Some of the solutions suggested in the charrette include rerouting the road so that it bypasses Mammoth village, which would drastically reduce the number of vehicles in the area. Teams also suggested new lighting and boardwalks to create a more pedestrian-friendly environment and to limit interactions with elk, animals that prefer grasses.

The teams also worked on problems surrounding one of the park's iconic landmarks--the Roosevelt Arch at Gardiner, so named because the arch's cornerstone was laid down by President Theodore Roosevelt in 1903.

Originally, the arch was designed with high walls on each side so visitors entering the park in stagecoaches rode beneath the arch, symbolically entering a new world as they did so.

Over the years, the entrance changed and so did the entrance experience. The highway was reconstructed in 1929, forcing changes that included the removal of the arch's high walls. Currently, visitors are forced to make a hairpin turn just before going under the arch. Because it is too narrow to accommodate large vehicles going both ways, drivers must wait for opposing traffic, and former entrances for pedestrians and cyclists have been blocked.

In an attempt to restore grandeur of former years, one of the charrette suggestions was to limit passage under the arch to pedestrian and bicycle traffic, while creating a separate entrance for vehicles.

"We feel it's important to give visitors the option to go through the arch in an unhurried, enjoyable way," said Timothy Eddy, a founding principal of Hennebery Eddy Architects in Portland, Ore., and an MSU graduate. "We recommend re-establishing an area for gathering in front of the arch, and then giving repeat visitors and service vehicles options to bypass the arch completely.

"This is one of the most iconic park entries in the world," he added. "Passing through the arch in this way would make the experience of moving into the park more like it was when people arrived years ago."

Another idea, which came from a previous MSU design studio on the Old Faithful area, proposed an environmentally friendly train to transport visitors to and from an old road to Old Faithful Geyser, which would re-frame the current parking areas.

Park officials say such ideas allow them to stand back and look at issues in a new light, and they appreciate the fresh approach.

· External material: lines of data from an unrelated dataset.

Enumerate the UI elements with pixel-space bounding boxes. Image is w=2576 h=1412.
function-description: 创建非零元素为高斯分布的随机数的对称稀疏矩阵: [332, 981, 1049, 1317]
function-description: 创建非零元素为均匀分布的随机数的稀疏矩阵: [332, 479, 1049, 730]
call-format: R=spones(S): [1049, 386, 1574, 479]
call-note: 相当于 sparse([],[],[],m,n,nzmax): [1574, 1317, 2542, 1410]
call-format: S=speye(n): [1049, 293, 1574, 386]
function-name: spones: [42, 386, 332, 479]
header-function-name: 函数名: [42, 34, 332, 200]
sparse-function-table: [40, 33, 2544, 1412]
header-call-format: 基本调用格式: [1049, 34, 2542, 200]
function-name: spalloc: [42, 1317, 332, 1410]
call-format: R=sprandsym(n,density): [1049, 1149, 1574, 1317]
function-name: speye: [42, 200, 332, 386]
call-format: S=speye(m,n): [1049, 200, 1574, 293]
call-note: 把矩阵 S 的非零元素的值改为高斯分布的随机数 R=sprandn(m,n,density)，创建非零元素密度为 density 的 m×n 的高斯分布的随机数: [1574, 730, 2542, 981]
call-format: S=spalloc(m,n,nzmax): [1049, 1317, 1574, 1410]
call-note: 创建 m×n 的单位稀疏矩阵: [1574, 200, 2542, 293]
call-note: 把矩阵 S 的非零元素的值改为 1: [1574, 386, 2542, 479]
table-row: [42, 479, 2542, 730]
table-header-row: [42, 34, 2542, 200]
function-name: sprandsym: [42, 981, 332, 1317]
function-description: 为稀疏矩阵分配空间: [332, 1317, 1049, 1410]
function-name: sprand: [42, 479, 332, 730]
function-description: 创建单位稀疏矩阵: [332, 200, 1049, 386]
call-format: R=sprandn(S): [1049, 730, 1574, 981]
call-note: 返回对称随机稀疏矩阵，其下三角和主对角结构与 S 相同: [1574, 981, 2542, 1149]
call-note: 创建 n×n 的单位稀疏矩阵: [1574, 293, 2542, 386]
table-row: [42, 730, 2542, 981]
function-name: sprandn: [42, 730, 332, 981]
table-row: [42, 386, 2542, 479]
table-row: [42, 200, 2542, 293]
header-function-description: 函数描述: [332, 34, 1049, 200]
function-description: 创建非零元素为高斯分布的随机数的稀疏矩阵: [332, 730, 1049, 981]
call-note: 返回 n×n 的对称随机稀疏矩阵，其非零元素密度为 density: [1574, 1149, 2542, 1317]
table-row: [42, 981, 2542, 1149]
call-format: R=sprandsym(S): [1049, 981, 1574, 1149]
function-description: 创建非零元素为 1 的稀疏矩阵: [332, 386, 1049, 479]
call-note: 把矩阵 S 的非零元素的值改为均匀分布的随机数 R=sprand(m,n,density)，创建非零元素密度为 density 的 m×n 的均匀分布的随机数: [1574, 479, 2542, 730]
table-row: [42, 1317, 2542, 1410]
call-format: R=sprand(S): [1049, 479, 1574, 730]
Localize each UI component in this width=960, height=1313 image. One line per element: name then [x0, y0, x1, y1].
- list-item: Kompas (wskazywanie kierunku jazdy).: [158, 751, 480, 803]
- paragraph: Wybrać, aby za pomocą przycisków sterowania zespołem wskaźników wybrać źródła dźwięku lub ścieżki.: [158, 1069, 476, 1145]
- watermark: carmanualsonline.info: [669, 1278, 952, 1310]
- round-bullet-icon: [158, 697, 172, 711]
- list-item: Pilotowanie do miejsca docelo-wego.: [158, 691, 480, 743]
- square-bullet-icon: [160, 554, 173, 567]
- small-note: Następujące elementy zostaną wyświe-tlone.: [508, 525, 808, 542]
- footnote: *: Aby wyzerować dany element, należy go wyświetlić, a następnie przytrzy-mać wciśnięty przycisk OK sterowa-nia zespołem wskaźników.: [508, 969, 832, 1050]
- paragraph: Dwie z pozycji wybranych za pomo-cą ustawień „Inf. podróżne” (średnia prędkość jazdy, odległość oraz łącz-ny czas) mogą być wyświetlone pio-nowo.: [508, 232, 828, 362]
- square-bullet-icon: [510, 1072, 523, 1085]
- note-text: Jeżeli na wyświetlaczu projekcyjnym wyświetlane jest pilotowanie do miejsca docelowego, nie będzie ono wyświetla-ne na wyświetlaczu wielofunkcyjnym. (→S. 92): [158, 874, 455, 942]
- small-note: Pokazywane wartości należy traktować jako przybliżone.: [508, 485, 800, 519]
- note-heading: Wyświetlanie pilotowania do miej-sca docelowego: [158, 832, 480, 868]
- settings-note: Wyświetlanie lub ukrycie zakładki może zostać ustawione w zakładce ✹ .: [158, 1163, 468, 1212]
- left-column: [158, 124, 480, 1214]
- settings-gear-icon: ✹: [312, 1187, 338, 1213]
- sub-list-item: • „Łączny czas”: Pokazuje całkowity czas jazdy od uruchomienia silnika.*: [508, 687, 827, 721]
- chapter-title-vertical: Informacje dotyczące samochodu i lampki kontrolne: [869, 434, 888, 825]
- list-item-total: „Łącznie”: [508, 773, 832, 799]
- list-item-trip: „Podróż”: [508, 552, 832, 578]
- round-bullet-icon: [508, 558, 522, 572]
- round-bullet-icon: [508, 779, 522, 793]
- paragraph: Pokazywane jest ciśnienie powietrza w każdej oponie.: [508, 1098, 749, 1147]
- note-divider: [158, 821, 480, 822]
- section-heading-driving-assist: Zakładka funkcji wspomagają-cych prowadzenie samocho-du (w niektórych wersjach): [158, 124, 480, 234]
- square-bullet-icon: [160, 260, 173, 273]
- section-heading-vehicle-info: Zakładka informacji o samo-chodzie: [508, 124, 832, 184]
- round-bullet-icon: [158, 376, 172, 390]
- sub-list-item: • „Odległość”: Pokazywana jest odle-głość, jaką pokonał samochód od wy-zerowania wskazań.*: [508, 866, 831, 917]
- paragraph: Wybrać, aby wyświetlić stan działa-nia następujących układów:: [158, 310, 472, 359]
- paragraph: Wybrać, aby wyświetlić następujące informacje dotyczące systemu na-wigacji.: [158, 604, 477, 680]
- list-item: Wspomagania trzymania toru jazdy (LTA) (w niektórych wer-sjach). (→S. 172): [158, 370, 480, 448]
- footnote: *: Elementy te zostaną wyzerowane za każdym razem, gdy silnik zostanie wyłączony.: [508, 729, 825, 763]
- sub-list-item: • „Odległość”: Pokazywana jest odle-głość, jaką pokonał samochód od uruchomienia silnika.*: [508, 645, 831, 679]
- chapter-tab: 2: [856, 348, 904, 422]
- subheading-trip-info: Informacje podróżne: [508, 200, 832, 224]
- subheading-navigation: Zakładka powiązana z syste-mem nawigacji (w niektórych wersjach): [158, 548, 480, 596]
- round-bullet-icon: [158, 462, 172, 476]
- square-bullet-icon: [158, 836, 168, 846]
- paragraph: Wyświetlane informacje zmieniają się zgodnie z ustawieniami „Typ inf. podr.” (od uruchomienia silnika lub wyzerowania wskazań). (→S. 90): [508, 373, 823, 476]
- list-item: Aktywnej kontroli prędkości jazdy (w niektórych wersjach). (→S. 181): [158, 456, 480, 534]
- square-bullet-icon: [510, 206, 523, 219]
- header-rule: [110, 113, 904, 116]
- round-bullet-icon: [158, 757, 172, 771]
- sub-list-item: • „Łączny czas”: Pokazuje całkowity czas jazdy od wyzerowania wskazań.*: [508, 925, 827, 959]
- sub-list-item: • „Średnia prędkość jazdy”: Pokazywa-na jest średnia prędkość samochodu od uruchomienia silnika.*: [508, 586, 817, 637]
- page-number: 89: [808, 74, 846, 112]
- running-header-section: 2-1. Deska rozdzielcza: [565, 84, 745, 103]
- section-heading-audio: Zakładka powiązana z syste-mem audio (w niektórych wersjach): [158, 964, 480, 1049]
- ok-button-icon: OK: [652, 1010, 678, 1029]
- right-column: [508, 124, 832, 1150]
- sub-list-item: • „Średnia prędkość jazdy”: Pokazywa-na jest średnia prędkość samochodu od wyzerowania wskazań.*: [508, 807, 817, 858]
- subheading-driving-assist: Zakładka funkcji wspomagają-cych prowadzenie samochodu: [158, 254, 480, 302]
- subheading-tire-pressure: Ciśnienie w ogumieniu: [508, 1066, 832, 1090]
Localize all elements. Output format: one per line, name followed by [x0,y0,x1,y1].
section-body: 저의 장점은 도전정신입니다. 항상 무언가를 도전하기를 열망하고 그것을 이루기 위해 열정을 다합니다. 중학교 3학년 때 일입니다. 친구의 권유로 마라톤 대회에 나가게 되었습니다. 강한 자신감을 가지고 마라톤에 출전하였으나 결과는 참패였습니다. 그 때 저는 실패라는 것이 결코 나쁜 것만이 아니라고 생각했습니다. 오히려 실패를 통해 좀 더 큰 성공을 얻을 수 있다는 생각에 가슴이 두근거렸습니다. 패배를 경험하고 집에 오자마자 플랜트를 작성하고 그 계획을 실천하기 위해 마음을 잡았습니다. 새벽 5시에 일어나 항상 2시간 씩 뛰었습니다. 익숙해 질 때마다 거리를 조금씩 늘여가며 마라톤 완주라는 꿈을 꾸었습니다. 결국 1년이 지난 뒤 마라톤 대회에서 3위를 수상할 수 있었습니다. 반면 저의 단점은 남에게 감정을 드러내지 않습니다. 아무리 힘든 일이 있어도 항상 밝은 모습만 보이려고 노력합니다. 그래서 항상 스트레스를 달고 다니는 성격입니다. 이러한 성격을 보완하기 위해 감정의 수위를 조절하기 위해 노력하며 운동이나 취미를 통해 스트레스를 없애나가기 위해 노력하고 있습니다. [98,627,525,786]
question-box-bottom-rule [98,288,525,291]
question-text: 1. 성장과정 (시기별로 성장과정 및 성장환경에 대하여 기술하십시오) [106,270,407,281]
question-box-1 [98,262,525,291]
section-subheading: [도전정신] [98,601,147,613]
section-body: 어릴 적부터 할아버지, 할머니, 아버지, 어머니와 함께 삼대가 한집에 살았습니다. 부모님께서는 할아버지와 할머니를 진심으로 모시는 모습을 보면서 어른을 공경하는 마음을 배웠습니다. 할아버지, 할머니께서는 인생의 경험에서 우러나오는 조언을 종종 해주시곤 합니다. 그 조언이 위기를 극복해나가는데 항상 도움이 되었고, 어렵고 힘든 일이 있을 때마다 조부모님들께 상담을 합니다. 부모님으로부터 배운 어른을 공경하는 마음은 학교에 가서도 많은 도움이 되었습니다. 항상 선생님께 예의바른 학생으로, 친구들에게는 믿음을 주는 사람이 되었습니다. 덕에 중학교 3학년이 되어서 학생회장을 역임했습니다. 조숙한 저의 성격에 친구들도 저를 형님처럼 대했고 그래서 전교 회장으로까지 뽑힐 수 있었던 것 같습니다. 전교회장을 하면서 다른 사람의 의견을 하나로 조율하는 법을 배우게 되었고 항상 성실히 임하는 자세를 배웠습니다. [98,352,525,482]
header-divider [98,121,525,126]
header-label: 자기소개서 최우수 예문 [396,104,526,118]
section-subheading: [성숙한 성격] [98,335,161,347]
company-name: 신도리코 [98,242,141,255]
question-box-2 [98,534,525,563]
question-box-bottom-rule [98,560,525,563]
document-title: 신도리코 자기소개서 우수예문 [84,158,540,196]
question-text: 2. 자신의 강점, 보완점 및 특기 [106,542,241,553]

However, any change formulated in the charrettes would need to make it through a government vetting process-- which is dictated by national law and can take several years.

"Pieces and parts of the work will be vetted through our process, and some will show up on the ground," Clark said.

Lewis, the former Yellowstone superintendent, said promising results have sprung from the unusual partnership of a national park, a university, the private sector and a non-profit foundation.

"The charrettes are very open, creative and future-looking. Lots of knowledge, history and skills are brought to the table," Lewis said.

"It's like panning for gold. We don't know what we're going to find, but we will get some nuggets. The ideas generated here absolutely will translate on the landscape."